This article is part of the supplement: Genetic Analysis Workshop 17: Unraveling Human Exome Data
Identifying rare disease variants in the Genetic Analysis Workshop 17 simulated data: a comparison of several statistical approaches
1 Department of Statistics, Columbia University, 1255 Amsterdam Avenue, MC 4690, New York, NY 10027, USA
2 Department of Biostatistics, Mailman School of Public Health, Columbia University, 722 West 168th Street, New York, NY 10032, USA
BMC Proceedings 2011, 5(Suppl 9):S17 doi:10.1186/1753-6561-5-S9-S17Published: 29 November 2011
Genome-wide association studies have been successful at identifying common disease variants associated with complex diseases, but the common variants identified have small effect sizes and account for only a small fraction of the estimated heritability for common diseases. Theoretical and empirical studies suggest that rare variants, which are much less frequent in populations and are poorly captured by single-nucleotide polymorphism chips, could play a significant role in complex diseases.

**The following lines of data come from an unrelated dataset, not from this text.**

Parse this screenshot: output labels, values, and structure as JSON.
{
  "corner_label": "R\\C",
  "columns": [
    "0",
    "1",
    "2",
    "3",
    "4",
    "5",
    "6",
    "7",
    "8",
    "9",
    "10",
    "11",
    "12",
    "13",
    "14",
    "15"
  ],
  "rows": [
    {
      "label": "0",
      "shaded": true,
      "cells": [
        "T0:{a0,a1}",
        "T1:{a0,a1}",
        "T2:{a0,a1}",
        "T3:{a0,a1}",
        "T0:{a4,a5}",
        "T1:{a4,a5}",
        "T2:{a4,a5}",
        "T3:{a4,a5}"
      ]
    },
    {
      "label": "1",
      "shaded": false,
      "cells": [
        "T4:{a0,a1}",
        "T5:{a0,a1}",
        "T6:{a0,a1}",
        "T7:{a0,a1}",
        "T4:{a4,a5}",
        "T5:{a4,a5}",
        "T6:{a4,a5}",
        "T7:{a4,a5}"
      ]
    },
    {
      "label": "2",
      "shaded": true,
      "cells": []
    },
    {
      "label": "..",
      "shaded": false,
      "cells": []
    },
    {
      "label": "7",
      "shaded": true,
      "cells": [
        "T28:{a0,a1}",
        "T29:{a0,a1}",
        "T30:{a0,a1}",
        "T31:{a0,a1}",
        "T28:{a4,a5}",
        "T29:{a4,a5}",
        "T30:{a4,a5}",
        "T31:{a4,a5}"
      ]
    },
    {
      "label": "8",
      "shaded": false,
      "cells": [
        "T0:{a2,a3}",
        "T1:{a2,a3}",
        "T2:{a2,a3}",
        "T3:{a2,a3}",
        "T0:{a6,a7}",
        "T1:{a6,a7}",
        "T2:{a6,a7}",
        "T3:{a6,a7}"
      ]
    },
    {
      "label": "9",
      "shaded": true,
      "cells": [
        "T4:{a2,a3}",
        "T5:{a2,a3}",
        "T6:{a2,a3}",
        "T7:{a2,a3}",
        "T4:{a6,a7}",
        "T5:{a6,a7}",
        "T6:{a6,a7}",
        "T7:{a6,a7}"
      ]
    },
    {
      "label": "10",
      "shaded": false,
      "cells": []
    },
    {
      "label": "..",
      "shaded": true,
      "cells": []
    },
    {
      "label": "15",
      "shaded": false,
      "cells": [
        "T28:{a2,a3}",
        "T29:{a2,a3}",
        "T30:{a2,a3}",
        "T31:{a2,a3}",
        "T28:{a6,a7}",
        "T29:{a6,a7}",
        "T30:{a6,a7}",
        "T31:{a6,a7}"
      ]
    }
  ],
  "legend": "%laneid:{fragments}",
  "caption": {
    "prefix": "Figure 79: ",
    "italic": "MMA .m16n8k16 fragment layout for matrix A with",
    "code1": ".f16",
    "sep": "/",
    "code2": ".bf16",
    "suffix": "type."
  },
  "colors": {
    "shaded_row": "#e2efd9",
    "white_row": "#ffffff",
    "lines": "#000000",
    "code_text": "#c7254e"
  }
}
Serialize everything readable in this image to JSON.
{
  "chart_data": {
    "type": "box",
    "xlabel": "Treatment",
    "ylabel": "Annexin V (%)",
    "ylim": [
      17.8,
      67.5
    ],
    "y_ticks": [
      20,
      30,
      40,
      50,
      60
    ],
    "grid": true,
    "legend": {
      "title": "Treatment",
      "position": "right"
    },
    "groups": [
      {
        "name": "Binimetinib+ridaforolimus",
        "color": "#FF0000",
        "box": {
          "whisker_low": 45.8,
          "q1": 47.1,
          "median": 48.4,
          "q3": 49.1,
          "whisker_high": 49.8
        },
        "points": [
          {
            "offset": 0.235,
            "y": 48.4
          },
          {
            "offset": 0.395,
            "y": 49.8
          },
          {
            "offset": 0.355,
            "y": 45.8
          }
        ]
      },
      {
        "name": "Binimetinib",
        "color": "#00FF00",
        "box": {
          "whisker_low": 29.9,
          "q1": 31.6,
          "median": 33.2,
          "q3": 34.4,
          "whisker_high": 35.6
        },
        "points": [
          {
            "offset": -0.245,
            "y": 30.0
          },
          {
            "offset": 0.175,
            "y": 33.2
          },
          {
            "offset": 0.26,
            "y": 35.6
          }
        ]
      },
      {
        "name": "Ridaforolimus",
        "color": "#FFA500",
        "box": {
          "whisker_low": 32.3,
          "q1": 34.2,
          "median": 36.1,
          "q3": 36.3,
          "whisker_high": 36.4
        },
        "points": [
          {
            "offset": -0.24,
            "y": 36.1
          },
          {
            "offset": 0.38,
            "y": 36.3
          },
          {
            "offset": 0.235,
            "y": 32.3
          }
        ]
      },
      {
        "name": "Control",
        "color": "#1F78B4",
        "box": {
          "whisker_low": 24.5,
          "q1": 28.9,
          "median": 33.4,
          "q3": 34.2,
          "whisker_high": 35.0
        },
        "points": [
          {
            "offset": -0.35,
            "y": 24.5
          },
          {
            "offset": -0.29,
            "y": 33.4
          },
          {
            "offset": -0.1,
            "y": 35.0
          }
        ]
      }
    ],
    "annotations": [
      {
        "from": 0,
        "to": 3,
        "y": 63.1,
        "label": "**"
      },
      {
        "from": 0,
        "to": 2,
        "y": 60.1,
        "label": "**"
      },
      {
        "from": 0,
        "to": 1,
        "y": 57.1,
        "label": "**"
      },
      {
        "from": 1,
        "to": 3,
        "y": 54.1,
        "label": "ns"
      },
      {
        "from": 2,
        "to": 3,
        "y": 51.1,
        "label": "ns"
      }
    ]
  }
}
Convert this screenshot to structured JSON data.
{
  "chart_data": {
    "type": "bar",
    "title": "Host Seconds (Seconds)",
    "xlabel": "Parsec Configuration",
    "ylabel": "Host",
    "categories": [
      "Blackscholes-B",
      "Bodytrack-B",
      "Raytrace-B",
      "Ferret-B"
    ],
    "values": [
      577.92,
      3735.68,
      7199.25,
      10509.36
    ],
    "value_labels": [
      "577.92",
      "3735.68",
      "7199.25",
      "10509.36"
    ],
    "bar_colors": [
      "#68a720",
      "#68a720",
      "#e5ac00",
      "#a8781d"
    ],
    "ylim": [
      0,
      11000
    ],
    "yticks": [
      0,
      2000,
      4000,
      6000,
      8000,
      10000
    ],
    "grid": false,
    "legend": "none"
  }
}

Several new statistical methods have been developed for the analysis of rare variants, for example, the combined multivariate and collapsing method, the weighted-sum method and a replication-based method. Here, we apply and compare these methods to the simulated data sets of Genetic Analysis Workshop 17 and thereby explore the contribution of rare variants to disease risk. In addition, we investigate the usefulness of extreme phenotypes in identifying rare risk variants when dealing with quantitative traits. Finally, we perform a pathway analysis and show the importance of the vascular endothelial growth factor pathway in explaining different phenotypes.